红色的,女式高跟鞋,整整齐齐地摆在那儿,鞋尖朝外,像是有人站在那儿,把鞋脱了,然后跳下去了。
李槐看见那双鞋,腿都软了,扶着洛天河才站稳。
洛天河脸也白了,但还撑着:“言哥,这地方不对劲,咱们先走。”
我把手电光照了照四周,什么都没发现,倒是风很大,吹得人后背发凉。
“走。”我转身下楼。
“言哥,那个红裙子……”李槐坐在后座,声音还在抖。
“跟我们没关系。”我打断他,“我们是来找孙志强的,别的别管。

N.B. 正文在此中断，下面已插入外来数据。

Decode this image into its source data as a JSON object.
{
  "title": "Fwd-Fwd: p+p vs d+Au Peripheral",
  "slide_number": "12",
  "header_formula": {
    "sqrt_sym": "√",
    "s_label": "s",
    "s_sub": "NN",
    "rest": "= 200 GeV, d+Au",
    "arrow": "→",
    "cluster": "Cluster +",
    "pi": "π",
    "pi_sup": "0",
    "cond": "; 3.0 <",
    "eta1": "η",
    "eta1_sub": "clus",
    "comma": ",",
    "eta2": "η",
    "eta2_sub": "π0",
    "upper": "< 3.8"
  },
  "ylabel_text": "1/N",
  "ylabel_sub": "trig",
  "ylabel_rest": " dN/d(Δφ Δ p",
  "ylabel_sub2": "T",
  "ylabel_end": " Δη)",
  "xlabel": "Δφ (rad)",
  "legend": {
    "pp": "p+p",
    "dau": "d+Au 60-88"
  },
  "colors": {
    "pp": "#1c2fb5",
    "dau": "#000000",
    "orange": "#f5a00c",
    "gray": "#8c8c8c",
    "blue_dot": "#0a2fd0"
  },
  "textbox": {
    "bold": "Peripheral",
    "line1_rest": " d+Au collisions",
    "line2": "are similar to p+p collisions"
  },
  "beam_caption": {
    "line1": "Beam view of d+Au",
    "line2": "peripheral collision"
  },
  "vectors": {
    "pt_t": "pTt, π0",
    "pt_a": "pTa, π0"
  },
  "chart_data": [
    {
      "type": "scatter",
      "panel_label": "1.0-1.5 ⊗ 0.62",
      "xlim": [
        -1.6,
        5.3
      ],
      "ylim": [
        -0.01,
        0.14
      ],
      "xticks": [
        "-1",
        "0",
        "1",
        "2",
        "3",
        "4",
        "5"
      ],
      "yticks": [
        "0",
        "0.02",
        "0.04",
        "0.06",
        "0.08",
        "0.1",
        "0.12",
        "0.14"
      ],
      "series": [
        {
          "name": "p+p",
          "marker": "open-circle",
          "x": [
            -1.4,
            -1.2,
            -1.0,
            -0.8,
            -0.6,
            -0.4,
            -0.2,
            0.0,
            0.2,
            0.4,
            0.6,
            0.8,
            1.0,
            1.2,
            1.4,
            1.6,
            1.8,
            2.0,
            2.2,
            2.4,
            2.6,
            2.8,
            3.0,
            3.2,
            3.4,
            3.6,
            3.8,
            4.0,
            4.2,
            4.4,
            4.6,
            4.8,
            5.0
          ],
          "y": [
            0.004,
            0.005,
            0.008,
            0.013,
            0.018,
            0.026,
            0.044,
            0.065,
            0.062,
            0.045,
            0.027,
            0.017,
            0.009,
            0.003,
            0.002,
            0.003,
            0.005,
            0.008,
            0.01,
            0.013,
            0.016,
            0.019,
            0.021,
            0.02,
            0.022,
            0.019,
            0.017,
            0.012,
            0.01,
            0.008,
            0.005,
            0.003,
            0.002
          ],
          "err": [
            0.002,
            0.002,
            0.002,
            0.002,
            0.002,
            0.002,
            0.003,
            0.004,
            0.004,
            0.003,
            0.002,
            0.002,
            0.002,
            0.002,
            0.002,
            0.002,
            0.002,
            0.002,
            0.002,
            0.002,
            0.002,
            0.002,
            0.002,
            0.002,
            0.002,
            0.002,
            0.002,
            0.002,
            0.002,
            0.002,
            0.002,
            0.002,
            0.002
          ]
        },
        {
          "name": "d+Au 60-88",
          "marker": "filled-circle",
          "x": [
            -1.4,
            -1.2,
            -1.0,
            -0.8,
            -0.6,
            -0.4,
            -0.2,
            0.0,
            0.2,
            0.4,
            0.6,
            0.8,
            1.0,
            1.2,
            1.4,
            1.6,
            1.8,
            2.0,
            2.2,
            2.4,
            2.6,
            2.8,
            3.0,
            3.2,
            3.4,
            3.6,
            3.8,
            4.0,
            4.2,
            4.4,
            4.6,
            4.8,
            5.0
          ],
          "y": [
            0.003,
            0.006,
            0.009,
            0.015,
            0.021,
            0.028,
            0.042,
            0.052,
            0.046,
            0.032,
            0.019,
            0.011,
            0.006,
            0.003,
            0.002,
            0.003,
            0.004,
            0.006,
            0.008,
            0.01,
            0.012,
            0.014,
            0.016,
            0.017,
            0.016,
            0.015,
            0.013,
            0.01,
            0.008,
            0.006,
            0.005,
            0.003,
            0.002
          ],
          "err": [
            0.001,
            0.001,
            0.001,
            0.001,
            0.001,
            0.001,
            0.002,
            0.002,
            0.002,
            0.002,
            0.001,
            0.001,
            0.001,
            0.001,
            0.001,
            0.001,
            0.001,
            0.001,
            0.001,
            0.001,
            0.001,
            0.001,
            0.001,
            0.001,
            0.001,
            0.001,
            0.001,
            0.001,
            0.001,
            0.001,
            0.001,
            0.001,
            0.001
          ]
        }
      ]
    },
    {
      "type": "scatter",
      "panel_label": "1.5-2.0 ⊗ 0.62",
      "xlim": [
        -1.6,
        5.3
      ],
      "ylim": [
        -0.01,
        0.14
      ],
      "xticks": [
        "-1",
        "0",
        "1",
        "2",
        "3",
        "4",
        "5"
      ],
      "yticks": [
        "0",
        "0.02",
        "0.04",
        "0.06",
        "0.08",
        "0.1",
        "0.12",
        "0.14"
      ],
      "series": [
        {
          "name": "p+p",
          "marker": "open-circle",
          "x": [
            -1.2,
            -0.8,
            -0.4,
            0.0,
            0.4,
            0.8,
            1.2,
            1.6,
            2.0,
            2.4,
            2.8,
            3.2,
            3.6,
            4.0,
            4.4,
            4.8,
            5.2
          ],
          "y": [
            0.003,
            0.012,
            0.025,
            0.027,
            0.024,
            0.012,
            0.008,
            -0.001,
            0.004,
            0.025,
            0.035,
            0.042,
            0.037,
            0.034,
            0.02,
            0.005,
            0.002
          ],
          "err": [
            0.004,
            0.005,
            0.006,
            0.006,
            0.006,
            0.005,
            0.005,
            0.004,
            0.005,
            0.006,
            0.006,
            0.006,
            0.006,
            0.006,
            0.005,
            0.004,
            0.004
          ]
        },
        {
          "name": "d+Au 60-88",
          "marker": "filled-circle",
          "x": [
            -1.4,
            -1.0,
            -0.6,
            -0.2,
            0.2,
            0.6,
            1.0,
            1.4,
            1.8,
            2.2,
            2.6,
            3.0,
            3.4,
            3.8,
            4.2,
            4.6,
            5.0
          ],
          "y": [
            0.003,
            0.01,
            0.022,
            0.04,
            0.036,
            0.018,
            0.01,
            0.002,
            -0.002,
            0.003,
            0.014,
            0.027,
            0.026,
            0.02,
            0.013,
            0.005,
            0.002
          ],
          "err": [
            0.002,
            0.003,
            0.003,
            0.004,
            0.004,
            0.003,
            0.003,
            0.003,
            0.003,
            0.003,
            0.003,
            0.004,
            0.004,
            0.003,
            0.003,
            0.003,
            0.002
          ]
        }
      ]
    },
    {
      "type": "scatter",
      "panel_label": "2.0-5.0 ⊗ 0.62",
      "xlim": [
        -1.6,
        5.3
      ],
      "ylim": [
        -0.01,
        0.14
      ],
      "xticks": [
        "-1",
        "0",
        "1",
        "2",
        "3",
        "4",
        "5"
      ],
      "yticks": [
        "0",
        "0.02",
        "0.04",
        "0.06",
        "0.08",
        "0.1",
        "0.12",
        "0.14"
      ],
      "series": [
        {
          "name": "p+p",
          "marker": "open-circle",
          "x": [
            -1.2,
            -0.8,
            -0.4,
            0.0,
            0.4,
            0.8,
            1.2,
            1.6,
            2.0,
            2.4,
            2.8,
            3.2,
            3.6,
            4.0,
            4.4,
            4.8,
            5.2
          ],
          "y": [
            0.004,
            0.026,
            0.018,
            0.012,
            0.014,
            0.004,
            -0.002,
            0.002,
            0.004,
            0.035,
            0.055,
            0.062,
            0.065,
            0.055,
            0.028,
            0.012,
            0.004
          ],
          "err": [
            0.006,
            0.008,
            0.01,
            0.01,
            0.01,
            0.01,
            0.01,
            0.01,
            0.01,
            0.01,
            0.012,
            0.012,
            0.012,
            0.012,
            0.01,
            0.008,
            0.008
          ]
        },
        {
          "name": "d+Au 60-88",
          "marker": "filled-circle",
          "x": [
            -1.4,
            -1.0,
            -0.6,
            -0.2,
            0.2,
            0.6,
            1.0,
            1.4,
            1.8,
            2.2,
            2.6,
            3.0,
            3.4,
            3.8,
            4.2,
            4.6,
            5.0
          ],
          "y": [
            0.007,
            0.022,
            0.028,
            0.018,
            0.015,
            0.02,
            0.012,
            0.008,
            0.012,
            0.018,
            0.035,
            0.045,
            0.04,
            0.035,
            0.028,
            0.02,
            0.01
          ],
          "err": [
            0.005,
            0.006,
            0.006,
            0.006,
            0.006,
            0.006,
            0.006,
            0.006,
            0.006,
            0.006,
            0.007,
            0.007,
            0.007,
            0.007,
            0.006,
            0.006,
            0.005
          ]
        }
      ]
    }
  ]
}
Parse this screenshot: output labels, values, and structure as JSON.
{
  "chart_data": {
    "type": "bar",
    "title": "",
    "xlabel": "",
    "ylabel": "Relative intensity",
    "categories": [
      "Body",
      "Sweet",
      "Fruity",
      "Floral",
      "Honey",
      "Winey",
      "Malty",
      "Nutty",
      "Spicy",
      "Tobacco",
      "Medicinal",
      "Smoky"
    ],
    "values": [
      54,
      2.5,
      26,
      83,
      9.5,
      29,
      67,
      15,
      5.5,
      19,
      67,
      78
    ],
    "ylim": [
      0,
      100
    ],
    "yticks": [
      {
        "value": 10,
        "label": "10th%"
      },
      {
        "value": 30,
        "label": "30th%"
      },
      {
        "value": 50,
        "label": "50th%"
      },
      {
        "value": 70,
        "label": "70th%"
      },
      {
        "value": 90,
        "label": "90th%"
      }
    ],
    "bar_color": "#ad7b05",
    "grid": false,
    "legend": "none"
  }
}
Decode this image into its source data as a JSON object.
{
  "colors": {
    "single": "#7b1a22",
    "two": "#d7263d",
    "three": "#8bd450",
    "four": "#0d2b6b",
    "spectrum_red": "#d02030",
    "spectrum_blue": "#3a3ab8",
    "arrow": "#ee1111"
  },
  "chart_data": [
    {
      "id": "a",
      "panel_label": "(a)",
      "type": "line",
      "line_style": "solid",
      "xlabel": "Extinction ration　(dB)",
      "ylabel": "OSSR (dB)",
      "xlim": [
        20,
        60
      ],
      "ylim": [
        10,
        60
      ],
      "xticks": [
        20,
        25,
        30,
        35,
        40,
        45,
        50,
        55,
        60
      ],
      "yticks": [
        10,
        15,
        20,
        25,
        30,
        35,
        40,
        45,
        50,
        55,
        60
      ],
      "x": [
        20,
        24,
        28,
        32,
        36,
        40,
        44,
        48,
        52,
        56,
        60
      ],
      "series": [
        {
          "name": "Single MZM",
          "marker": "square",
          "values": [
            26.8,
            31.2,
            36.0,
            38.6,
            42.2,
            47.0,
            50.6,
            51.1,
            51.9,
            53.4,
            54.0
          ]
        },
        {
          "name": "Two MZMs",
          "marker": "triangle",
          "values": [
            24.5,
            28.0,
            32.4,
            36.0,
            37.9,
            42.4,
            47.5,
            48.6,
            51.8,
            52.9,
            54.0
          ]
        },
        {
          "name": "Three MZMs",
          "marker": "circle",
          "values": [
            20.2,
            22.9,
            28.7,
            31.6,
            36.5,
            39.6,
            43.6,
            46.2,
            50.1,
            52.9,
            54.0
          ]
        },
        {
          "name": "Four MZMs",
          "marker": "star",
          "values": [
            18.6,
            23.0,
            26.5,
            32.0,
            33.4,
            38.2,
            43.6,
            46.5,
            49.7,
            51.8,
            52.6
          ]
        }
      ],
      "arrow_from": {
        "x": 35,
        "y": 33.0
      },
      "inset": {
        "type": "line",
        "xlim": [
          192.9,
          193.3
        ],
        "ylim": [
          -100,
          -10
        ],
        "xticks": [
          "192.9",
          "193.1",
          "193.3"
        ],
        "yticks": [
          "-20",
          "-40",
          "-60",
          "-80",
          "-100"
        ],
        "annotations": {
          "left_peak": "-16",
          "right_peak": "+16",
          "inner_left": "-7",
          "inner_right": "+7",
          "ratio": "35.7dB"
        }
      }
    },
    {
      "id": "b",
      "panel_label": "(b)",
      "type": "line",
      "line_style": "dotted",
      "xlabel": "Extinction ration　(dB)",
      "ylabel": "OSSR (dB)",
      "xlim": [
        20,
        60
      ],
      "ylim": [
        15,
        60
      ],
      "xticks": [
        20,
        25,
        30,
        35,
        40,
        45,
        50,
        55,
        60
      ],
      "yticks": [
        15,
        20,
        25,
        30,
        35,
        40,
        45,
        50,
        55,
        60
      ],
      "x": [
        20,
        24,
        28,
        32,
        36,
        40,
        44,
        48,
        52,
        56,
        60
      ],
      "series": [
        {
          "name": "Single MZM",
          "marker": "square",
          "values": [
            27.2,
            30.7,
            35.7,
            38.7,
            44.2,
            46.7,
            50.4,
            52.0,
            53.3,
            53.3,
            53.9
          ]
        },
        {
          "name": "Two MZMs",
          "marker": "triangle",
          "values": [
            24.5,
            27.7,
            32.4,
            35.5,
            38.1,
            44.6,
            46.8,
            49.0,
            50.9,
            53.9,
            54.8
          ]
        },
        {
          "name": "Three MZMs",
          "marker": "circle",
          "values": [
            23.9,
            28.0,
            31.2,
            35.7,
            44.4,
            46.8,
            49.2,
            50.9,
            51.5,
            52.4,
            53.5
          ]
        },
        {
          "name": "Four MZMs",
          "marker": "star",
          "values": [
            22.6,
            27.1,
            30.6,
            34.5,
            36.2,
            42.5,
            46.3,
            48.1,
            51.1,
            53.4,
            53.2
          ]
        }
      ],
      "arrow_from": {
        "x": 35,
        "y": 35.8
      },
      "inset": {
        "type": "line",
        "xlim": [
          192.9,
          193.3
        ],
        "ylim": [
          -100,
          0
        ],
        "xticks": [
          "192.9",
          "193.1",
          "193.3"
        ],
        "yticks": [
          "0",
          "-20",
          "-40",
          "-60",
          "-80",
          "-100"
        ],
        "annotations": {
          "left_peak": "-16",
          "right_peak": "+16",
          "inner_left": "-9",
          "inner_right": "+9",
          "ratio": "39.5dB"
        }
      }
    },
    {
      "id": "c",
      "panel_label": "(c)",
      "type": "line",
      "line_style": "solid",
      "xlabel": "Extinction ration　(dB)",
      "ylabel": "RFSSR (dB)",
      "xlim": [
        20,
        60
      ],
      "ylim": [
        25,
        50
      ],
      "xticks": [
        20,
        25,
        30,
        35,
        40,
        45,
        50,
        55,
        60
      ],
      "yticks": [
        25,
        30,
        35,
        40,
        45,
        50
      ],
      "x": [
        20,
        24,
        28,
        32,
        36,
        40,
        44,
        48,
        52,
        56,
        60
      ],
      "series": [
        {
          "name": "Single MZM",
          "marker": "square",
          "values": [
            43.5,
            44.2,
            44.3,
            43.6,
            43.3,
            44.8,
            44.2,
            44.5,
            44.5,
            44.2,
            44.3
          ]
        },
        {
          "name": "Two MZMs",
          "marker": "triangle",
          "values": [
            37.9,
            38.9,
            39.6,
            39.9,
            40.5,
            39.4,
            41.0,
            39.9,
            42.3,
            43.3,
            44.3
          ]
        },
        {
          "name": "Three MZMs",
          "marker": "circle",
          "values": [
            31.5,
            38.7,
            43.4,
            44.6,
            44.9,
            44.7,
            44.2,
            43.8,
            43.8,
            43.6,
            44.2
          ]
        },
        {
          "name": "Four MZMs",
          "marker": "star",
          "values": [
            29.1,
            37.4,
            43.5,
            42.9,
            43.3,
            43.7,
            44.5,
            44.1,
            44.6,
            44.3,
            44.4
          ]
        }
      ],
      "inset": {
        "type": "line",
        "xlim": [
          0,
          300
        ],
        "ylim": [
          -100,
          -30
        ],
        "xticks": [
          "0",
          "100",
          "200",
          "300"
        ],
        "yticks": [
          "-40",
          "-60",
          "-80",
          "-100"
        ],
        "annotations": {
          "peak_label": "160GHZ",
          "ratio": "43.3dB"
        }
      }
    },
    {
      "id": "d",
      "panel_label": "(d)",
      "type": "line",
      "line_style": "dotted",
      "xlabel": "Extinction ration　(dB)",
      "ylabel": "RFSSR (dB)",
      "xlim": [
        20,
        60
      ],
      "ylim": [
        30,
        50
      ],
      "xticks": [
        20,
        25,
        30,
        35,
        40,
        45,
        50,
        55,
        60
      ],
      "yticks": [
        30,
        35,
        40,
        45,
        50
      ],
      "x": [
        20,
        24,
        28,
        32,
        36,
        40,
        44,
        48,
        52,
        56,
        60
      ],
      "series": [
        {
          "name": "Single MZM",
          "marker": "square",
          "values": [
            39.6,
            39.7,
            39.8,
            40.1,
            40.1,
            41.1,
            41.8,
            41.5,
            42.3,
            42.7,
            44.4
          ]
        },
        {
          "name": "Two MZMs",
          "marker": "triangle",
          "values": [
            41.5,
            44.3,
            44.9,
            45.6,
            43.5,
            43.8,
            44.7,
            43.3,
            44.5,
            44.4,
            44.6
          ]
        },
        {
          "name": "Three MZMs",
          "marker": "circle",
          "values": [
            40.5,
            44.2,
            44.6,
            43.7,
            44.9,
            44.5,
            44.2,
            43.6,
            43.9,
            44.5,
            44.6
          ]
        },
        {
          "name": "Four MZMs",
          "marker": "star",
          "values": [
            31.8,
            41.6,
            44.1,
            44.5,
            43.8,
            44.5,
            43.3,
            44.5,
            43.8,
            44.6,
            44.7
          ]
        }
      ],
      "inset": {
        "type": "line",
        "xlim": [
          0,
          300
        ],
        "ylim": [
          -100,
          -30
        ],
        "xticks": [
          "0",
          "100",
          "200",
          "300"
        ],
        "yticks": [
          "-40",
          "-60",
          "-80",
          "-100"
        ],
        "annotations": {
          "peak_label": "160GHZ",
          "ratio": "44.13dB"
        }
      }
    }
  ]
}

”
“可是……”
“可是什么?”我从后视镜看了他一眼,“这世上邪门的事多了去了,每件都管,管得过来吗?”
李槐不说话了。
洛天河开着车,找了一家快捷酒店,开了两间房,我和李槐一间,洛天河自己一间。
进了房间,我洗了把脸,躺在床上,脑子里乱糟糟的,孙志强跑了,红裙子女人,那双鞋,还有大排档那些人说的话。
一个女的,红裙子,跳楼死的,被男的甩了。
这剧情怎么这么熟悉?
我翻了个身,管他呢,不想了,关灯睡觉。
半夜,我被一阵声音吵醒了。
很轻,像是有人在哭。
我睁开眼,房间很黑,窗帘拉得严严实实的,李槐在旁边床上睡得很死,打着呼噜。
哭声还在继续,从窗外传来的。
我下了床,走到窗边,拉开窗帘。
外面是酒店的院子,空荡荡的,路灯昏黄。
院子中间站着个人,或者说是鬼,穿着红裙子,头发披着。
她仰着头,往我这个方向看。
我盯着她,她也盯着我。
然后她笑了,
那张惨白的脸上,嘴角往上翘,露出血腥的牙床。
我后退一步,手已经摸到了床头柜上的雷击剑。
再往窗外看的时候,院子里的鬼没了,什么都没有。
我站在窗口,等了几分钟,她没再出现。
我把窗帘拉上,回到床上,躺下,脑子里翻来覆去就是那张脸,惨白的,笑着的,眼睛是两个黑洞。
她是来找谁的,找孙志强?还是找我们?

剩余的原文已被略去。